The report says the reasons are lack of awareness and education, the disconnection between market demand and supply, lack of specifications and guidelines, and most importantly, the lack of consistent and scientific evidence to report on longer-term performance and sustainability benefits. That’s something ARRB says should change as a result of this report.

“This project provides robust, evidence-based knowledge on how to optimise the uptake of recycled materials in infrastructure projects,” ARRB says in the report.

“There is ample opportunity to increase (recycled materials) content within transport infrastructure applications, or even the frequency that they are used.”

“There are also emerging recycled materials technologies that have significant opportunity for increased uptake. Improved awareness and education in how these materials are used, supported by policy and procurement drivers, new and improved specifications and more modern recycling facilities with increased capacity, can all contribute to increases in the use of recycled materials, sustainability outcomes and a more circular economy.”

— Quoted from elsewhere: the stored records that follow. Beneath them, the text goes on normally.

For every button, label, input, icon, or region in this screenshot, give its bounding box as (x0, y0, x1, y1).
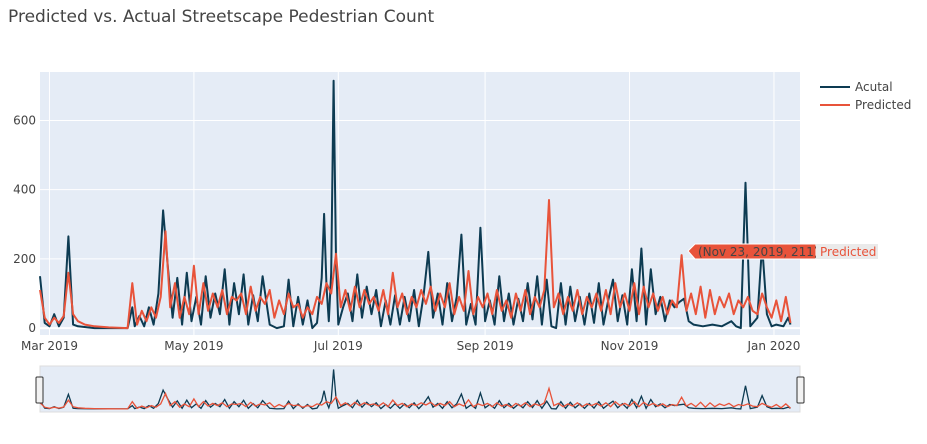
range-slider-line-predicted (39, 386, 791, 410)
range-slider-series (39, 369, 791, 410)
y-axis-ticks: 0 200 400 600 (13, 113, 36, 335)
hover-series-box (816, 244, 878, 259)
x-tick-label: May 2019 (164, 339, 223, 353)
legend-label-actual: Acutal (855, 80, 893, 94)
x-tick-label: Jul 2019 (313, 339, 363, 353)
y-tick-label: 200 (13, 252, 36, 266)
series-lines (39, 79, 792, 330)
chart-title: Predicted vs. Actual Streetscape Pedestr… (8, 7, 435, 27)
x-tick-label: Nov 2019 (601, 339, 659, 353)
range-slider[interactable] (35, 365, 805, 413)
range-slider-right-handle[interactable] (796, 376, 805, 404)
series-line-predicted (39, 199, 792, 330)
hover-series-name: Predicted (820, 245, 876, 259)
x-gridlines (48, 72, 775, 335)
y-tick-label: 400 (13, 183, 36, 197)
range-slider-left-handle[interactable] (35, 376, 44, 404)
hover-value-text: (Nov 23, 2019, 211) (698, 245, 819, 259)
x-tick-label: Mar 2019 (21, 339, 78, 353)
legend: Acutal Predicted (820, 80, 911, 112)
y-tick-label: 0 (28, 321, 36, 335)
legend-item-actual[interactable]: Acutal (820, 80, 893, 94)
x-tick-label: Sep 2019 (457, 339, 514, 353)
legend-item-predicted[interactable]: Predicted (820, 98, 911, 112)
hover-tooltip: (Nov 23, 2019, 211) Predicted (687, 243, 878, 260)
y-tick-label: 600 (13, 113, 36, 127)
x-axis-ticks: Mar 2019 May 2019 Jul 2019 Sep 2019 Nov 2019… (21, 339, 800, 353)
legend-label-predicted: Predicted (855, 98, 911, 112)
x-tick-label: Jan 2020 (747, 339, 801, 353)
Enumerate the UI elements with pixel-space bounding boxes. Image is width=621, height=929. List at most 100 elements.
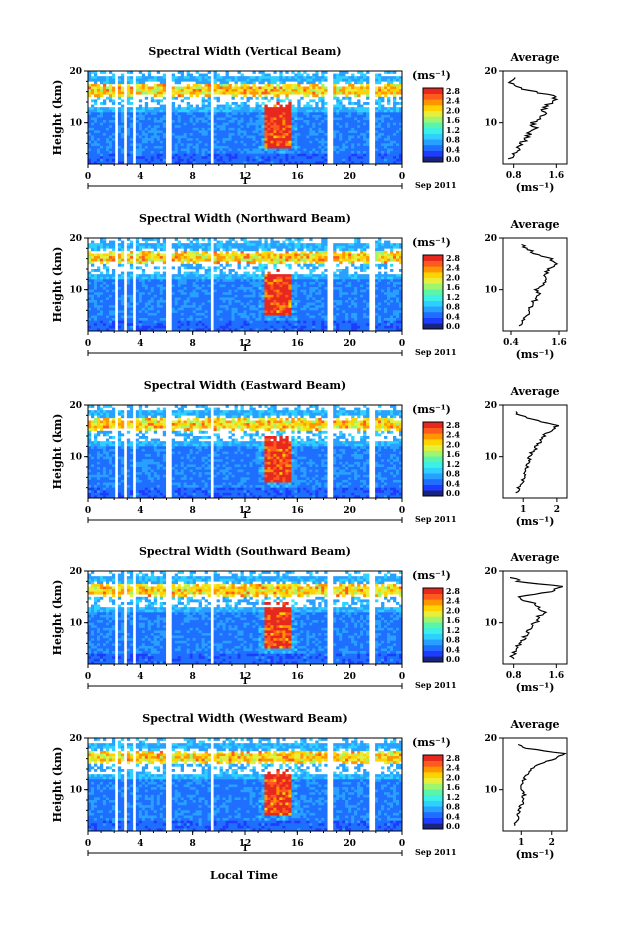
heatmap-cell	[150, 300, 155, 303]
heatmap-cell	[345, 71, 349, 74]
heatmap-cell	[360, 263, 364, 267]
heatmap-cell	[318, 133, 322, 136]
heatmap-cell	[129, 102, 134, 105]
heatmap-cell	[141, 284, 146, 288]
heatmap-cell	[351, 91, 355, 95]
heatmap-cell	[126, 135, 131, 139]
heatmap-cell	[246, 271, 250, 275]
heatmap-cell	[129, 71, 134, 74]
heatmap-cell	[384, 256, 388, 259]
heatmap-cell	[189, 117, 193, 121]
heatmap-cell	[342, 135, 346, 139]
heatmap-cell	[189, 279, 193, 283]
heatmap-cell	[150, 289, 155, 293]
heatmap-cell	[312, 127, 316, 131]
colorbar-swatch	[423, 144, 443, 151]
heatmap-cell	[255, 158, 259, 162]
heatmap-cell	[339, 99, 343, 103]
heatmap-cell	[129, 145, 134, 149]
heatmap-cell	[312, 294, 316, 298]
heatmap-cell	[363, 145, 367, 149]
heatmap-cell	[216, 153, 220, 157]
heatmap-cell	[216, 158, 220, 162]
heatmap-cell	[273, 86, 277, 90]
heatmap-cell	[312, 248, 316, 252]
heatmap-cell	[324, 138, 328, 142]
heatmap-cell	[180, 86, 184, 90]
heatmap-cell	[276, 151, 280, 154]
heatmap-cell	[267, 281, 271, 285]
heatmap-cell	[375, 297, 379, 301]
heatmap-cell	[348, 153, 352, 157]
heatmap-cell	[339, 104, 343, 108]
heatmap-cell	[285, 245, 289, 249]
heatmap-cell	[339, 109, 343, 113]
heatmap-cell	[249, 151, 253, 154]
heatmap-cell	[201, 158, 205, 162]
heatmap-cell	[333, 287, 337, 290]
heatmap-cell	[360, 151, 364, 154]
heatmap-cell	[117, 161, 122, 165]
heatmap-cell	[129, 78, 134, 82]
heatmap-cell	[258, 104, 262, 108]
heatmap-cell	[261, 133, 265, 136]
heatmap-cell	[384, 297, 388, 301]
heatmap-cell	[240, 145, 244, 149]
heatmap-cell	[156, 145, 161, 149]
heatmap-cell	[102, 297, 107, 301]
heatmap-cell	[246, 292, 250, 296]
heatmap-cell	[198, 133, 202, 136]
heatmap-cell	[99, 76, 104, 80]
heatmap-cell	[273, 135, 277, 139]
heatmap-cell	[324, 71, 328, 74]
heatmap-cell	[207, 297, 211, 301]
heatmap-cell	[88, 256, 92, 259]
heatmap-cell	[231, 125, 235, 129]
heatmap-cell	[255, 276, 259, 280]
heatmap-cell	[237, 161, 241, 165]
heatmap-cell	[141, 302, 146, 306]
heatmap-cell	[216, 279, 220, 283]
heatmap-cell	[297, 153, 301, 157]
heatmap-cell	[88, 294, 92, 298]
heatmap-cell	[396, 281, 400, 285]
heatmap-cell	[393, 89, 397, 92]
heatmap-cell	[135, 127, 140, 131]
heatmap-cell	[297, 292, 301, 296]
heatmap-cell	[357, 153, 361, 157]
heatmap-cell	[198, 279, 202, 283]
heatmap-cell	[213, 292, 217, 296]
heatmap-cell	[96, 297, 101, 301]
heatmap-cell	[381, 158, 385, 162]
heatmap-cell	[240, 109, 244, 113]
heatmap-cell	[285, 86, 289, 90]
heatmap-cell	[153, 297, 158, 301]
heatmap-cell	[99, 302, 104, 306]
heatmap-cell	[273, 281, 277, 285]
heatmap-cell	[312, 143, 316, 147]
heatmap-cell	[171, 300, 176, 303]
heatmap-cell	[396, 258, 400, 262]
heatmap-cell	[249, 86, 253, 90]
heatmap-cell	[177, 258, 181, 262]
heatmap-cell	[384, 133, 388, 136]
heatmap-cell	[351, 292, 355, 296]
heatmap-cell	[303, 138, 307, 142]
heatmap-cell	[270, 112, 274, 116]
heatmap-cell	[195, 266, 199, 270]
heatmap-cell	[150, 148, 155, 152]
heatmap-cell	[159, 143, 164, 147]
heatmap-cell	[219, 109, 223, 113]
heatmap-cell	[216, 107, 220, 111]
heatmap-cell	[360, 276, 364, 280]
heatmap-cell	[111, 81, 116, 85]
heatmap-cell	[315, 133, 319, 136]
heatmap-cell	[261, 292, 265, 296]
heatmap-cell	[285, 107, 289, 111]
colorbar-tick-label: 0.4	[446, 144, 460, 154]
heatmap-cell	[294, 143, 298, 147]
heatmap-cell	[279, 161, 283, 165]
heatmap-cell	[297, 294, 301, 298]
heatmap-cell	[252, 297, 256, 301]
heatmap-cell	[354, 281, 358, 285]
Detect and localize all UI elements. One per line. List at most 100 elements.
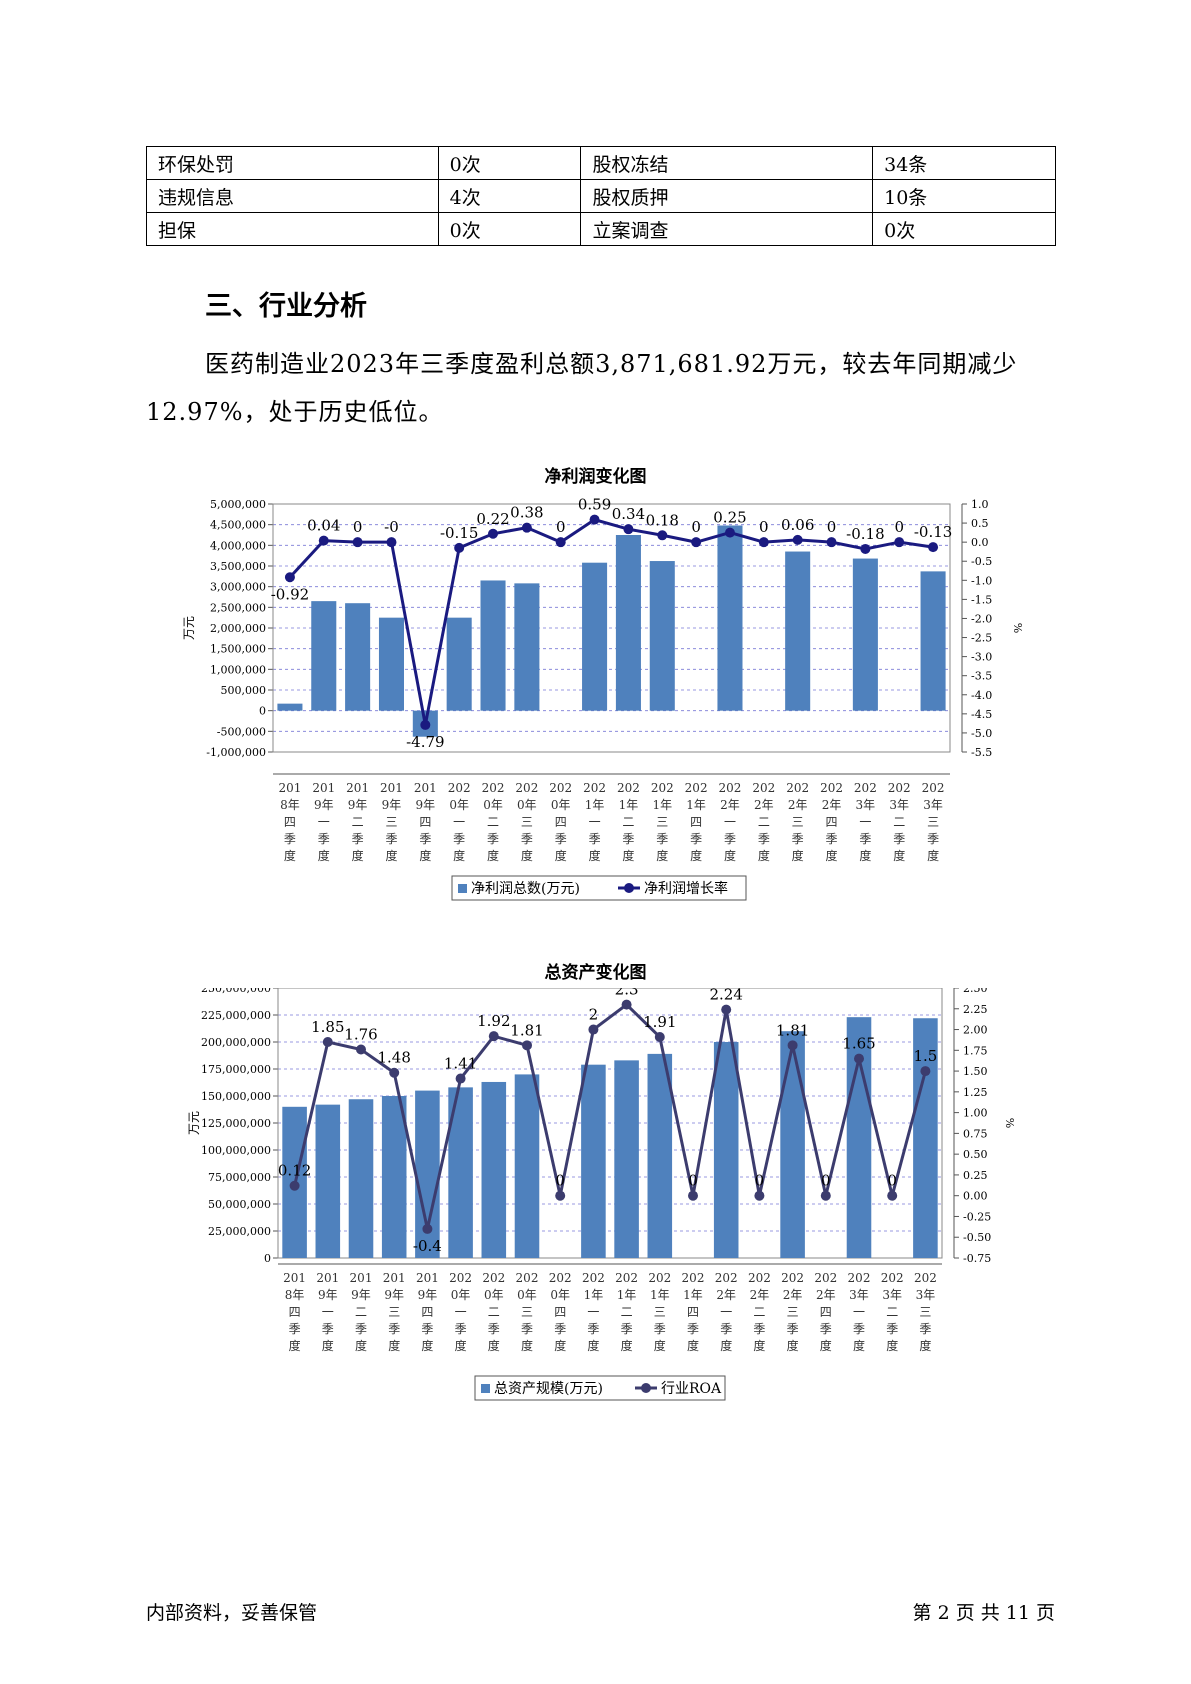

Commissioned by the Federal Government’s Department of Climate Change, Energy, the Environment and Water, the report examined 10 recycled materials for their potential use within road and rail infrastructure. They were crushed concrete and brick, crushed glass, reclaimed asphalt pavement or RAP, crumb rubber, ground granulated blast furnace slag, fly ash, bottom ash, recycled organics, recycled ballast and recycled plastics.

The report, in two parts, shows significant economic and environmental benefits for the majority of recycled materials in road and rail infrastructure.